7. What Vessel Ready is not replacing

  • Not QuickBooks.
  • Not payroll.
  • Not HR.
  • Not bookings.
  • Not a full ERP.

Vessel Ready is the operational bridge: reported issue → assigned work → evidence → manager approval → billing handoff. The systems either side of that chain stay where they are.

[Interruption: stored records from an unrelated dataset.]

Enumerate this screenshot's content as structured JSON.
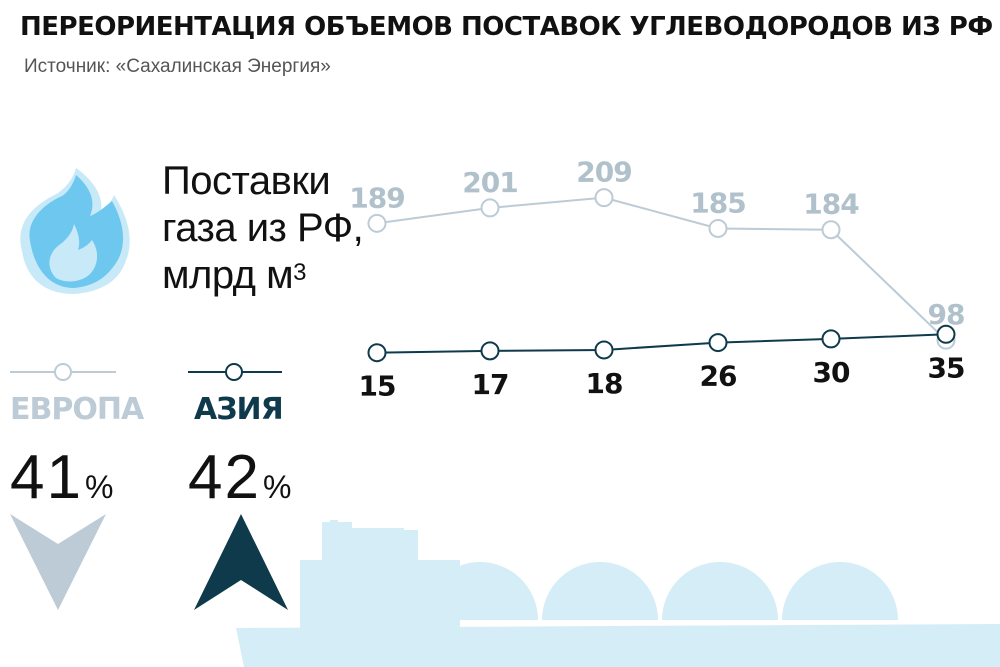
{
  "title": "ПЕРЕОРИЕНТАЦИЯ ОБЪЕМОВ ПОСТАВОК УГЛЕВОДОРОДОВ ИЗ РФ",
  "subtitle": "Источник: «Сахалинская Энергия»",
  "chart_label": {
    "line1": "Поставки",
    "line2": "газа из РФ,",
    "line3": "млрд м",
    "sup": "3"
  },
  "legend": {
    "europe": {
      "name": "ЕВРОПА",
      "share": "41",
      "sign": "%",
      "trend": "down"
    },
    "asia": {
      "name": "АЗИЯ",
      "share": "42",
      "sign": "%",
      "trend": "up"
    }
  },
  "colors": {
    "europe": "#bccbd6",
    "asia": "#0e3a4c",
    "flame_light": "#c8e9f7",
    "flame_dark": "#6ec7ee",
    "ship": "#d4edf7",
    "arrow_down": "#bccbd6",
    "arrow_up": "#0e3a4c"
  },
  "icons": [
    "flame-icon",
    "lng-tanker-icon",
    "arrow-down-icon",
    "arrow-up-icon"
  ],
  "chart_data": {
    "type": "line",
    "title": "",
    "ylabel": "Поставки газа из РФ, млрд м3",
    "series": [
      {
        "name": "ЕВРОПА",
        "values": [
          189,
          201,
          209,
          185,
          184,
          98
        ]
      },
      {
        "name": "АЗИЯ",
        "values": [
          15,
          17,
          18,
          26,
          30,
          35
        ]
      }
    ]
  }
}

8. First pilot recommendation

For a new school / fleet pilot, start small:

  • One or two boats.
  • One manager.
  • One office / admin user.
  • One maintenance user.
  • One instructor / captain.
  • Run one full cycle: BSR → defect → assignment → My Work → review → Billing Queue.
Once that single cycle works end-to-end with real staff, scale the number of boats and users. Trying to onboard every boat and every user at once usually surfaces unrelated process questions and stalls the pilot.